I never mentioned Trump’s taxes. I could care less about them—all they will reveal is that he is heavily leveraged, that the majority of his properties are losing money and that he is nowhere near as rich as he touts. Still, every presidential candidate in my lifetime (and I just turned 73 last week) has released their returns—and I’m guessing that Kennedy and both Bushes were more wealthy than Trump.


But a functioning democracy cannot go without oversight. Trump admin officials should have to provide information about putting children in cages, allowing coal companies to dump toxic waste into public waterways and why Congressionally authorized money did not reach the Ukraine in a timely fashion.

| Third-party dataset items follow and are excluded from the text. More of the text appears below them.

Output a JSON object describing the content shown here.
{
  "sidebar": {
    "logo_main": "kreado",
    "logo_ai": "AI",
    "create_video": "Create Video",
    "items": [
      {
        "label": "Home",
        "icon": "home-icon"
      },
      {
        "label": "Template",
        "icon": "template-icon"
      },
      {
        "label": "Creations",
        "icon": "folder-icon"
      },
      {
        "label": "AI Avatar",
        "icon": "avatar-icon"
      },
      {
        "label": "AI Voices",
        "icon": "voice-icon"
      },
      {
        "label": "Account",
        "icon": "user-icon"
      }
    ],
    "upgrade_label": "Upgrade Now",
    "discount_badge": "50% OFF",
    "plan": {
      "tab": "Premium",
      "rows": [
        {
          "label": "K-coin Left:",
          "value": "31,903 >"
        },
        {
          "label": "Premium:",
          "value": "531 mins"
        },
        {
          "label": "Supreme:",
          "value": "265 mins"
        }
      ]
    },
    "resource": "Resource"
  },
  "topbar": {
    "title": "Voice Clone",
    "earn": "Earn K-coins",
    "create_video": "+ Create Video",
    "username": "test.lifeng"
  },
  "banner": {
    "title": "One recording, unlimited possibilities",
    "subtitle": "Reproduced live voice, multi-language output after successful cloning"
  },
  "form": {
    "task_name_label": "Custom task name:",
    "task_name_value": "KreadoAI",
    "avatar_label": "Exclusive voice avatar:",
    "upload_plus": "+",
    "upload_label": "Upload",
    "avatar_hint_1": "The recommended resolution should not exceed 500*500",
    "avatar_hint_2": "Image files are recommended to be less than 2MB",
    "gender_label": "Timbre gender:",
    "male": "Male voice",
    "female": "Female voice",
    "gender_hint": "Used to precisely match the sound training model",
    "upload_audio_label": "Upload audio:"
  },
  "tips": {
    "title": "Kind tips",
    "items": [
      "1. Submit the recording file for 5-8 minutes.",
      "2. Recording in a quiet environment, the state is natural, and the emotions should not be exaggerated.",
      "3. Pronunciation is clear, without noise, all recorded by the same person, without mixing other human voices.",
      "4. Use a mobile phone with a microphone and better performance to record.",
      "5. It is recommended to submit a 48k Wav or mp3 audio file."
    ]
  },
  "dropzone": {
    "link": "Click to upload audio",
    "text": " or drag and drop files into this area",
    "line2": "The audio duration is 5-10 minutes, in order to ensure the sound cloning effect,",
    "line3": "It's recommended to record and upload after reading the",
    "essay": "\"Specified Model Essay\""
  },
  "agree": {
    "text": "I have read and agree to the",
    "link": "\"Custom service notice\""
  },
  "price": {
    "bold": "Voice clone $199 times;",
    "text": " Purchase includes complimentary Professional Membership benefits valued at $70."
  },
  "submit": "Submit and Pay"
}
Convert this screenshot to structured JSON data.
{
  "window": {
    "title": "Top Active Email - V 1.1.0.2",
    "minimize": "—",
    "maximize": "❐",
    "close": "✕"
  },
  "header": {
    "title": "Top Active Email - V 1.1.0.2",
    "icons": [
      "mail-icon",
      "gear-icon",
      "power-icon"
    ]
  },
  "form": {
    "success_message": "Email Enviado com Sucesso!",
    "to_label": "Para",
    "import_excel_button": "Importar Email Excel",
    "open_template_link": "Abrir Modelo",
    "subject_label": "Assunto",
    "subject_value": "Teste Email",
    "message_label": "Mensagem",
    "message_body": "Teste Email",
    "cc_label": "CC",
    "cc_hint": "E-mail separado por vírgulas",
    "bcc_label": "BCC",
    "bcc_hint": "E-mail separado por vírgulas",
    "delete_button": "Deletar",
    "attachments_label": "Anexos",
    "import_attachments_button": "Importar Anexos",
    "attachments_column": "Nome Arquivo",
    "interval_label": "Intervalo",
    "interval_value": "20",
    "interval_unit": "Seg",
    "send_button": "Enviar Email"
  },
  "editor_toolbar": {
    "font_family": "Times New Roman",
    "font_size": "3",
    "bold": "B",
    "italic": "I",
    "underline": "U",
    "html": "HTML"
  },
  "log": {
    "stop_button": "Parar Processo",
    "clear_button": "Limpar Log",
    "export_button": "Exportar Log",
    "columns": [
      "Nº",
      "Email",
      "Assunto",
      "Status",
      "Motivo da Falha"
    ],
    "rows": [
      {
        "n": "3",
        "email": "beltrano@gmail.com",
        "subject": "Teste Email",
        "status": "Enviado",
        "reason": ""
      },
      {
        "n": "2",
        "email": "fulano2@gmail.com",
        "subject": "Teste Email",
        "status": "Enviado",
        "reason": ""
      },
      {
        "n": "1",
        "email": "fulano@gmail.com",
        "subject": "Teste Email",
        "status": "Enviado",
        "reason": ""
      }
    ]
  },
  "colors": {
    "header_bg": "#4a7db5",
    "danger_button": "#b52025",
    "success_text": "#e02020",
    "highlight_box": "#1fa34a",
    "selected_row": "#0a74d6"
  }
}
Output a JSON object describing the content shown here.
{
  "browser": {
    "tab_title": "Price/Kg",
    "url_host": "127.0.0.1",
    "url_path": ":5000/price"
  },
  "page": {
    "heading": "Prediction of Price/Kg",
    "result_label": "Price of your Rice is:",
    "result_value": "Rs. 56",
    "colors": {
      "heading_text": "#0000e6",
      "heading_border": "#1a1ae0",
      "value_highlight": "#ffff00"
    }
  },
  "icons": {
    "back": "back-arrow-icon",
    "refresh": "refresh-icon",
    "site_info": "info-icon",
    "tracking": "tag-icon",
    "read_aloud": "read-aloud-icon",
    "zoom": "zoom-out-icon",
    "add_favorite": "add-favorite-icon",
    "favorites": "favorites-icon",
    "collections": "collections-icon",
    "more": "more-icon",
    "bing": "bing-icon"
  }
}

To date, the Trump administration has dodged almost all Congressional oversight. If Congress cannot question the people who are putting forth a policy or procure important documents, Congress cannot operate as a coequal branch of government. In fact, Congress is actually mentioned in Article I of the Constitution, which means the framers saw them as more important than the president.


If Congress cannot get information about the executive branch, the separation of powers which is guaranteed by the Constitution is null and void. Is that really what you want? A dictator who is above any law? Isn’t that exactly what this OpEd writer is arguing against, saying that local and state governments should have to answer to the people? Why shouldn’t the executive branch of the federal government be under the same edict?


derasmus

Oh right, the problems in SLO are all Trump’s fault.


Get a grip man, Trump won the 2016 election, with no collusion or cheating, etc. He got the most electoral votes. So I get you don’t approve of him but hang in there a few more months, you can vote him out.


Just get a grip.


nunsense

I think it’s a great idea to pack people in as close as possible. What could go wrong?


incompingov

Most people in politics are scheming low lifes. They are only out for their own interests ($) or to promote and advance their personal causes and viewpoints. And they’ll take advantage of ANY situation and pull ANY political trick they think they can get away with, to do so.


George Garrigues

Interesting. So give up representative democracy? I’m not sure what your solution is. Thanks for commenting, though.